Union Credit said it announced its strategy for the marketplace at the start of the year and has spent the intervening months forming partnerships with other companies, including a collaboration with TransUnion announced in April.

Dave Buerger, Union Credit co-founder and CEO, said the marketplace will help credit unions reach millions of consumers, extend their services beyond traditional marketing channels and improve financial inclusion and equality.

“With a wide array of competitively priced products and services, credit unions are ideally suited to address consumers’ unique financial situations by responsibly granting relevant product options that match their needs and help them attain financial wellness,” he added.

Meanwhile, PYMNTS wrote Monday about the secret weapon CUs have in the face of high inflation and increasingly costly credit.
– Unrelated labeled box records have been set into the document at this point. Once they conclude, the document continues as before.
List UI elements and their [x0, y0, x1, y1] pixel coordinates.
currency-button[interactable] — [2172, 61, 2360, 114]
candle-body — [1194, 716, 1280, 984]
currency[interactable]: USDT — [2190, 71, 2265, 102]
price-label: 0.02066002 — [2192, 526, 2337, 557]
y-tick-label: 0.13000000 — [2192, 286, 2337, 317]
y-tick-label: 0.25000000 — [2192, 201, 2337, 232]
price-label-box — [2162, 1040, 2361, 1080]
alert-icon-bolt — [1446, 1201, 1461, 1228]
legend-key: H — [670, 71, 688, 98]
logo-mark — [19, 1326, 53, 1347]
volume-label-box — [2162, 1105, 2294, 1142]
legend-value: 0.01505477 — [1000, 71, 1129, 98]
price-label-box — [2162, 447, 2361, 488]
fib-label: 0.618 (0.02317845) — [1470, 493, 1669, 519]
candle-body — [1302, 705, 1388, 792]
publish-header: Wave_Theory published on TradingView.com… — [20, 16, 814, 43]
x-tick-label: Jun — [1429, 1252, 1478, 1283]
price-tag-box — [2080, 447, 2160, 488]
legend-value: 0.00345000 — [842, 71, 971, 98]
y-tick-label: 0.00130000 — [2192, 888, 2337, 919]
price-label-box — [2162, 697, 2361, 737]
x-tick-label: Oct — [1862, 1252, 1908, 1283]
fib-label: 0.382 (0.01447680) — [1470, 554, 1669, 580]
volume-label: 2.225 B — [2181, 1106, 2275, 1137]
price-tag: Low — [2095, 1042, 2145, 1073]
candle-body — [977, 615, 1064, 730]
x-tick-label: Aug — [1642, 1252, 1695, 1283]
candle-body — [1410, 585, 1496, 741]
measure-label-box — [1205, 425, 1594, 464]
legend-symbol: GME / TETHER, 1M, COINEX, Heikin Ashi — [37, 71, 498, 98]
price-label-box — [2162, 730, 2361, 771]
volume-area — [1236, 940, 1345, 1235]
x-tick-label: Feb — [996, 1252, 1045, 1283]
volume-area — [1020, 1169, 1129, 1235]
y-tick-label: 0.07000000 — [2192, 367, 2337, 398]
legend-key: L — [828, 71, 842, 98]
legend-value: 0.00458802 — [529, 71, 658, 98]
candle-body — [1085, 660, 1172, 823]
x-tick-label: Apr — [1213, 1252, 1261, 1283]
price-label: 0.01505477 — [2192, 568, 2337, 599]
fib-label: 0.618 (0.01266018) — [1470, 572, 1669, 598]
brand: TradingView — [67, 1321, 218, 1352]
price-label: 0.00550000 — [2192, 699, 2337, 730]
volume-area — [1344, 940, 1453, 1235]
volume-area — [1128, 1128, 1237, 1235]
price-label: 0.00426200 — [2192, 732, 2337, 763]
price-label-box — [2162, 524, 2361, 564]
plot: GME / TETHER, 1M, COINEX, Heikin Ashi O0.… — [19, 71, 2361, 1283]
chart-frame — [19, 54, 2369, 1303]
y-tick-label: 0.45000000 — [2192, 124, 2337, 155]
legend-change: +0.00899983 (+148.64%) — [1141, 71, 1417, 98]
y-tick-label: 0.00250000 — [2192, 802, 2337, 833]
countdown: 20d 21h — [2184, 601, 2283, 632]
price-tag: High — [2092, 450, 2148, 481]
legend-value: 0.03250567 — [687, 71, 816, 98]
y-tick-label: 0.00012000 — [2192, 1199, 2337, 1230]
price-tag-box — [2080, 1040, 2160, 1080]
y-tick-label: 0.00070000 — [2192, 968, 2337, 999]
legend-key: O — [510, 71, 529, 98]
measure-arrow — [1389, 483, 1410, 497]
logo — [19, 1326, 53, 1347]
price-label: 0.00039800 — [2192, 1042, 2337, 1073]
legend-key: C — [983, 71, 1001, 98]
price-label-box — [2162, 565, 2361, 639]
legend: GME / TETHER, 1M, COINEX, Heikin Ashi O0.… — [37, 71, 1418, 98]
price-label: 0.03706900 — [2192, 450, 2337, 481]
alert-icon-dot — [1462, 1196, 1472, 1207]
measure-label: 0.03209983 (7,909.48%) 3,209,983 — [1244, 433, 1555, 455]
Scott Young, managing vice president of emerging services at PSCU, told PYMNTS that credit unions can benefit from their lending operations, appealing to crucial demographics with the right offers at the right time.

As joint research between PYMNTS and Young’s organization has found, just about 50% of millennials and bridge millennials reported a willingness to switch banks for a financial institution that would be able to offer them better loan terms.

Those numbers are encouraging, said Young, who argued that credit unions have an inherent edge when it comes to lending: “Credit unions have had much more competitive loan terms, given our not-for-profit structure.”

For the credit unions that get it right, employing data to fine-tune their offerings and loan terms can pay dividends, in the form of long-lasting member relationships that could last for decades. 

“Credit unions can, should and probably will utilize targeted marketing campaigns that highlight competitive loan terms, which include lower interest rates and payment options,” Young said. Ideally, CUs should show the cost savings tied to its loans versus competitors’ offerings.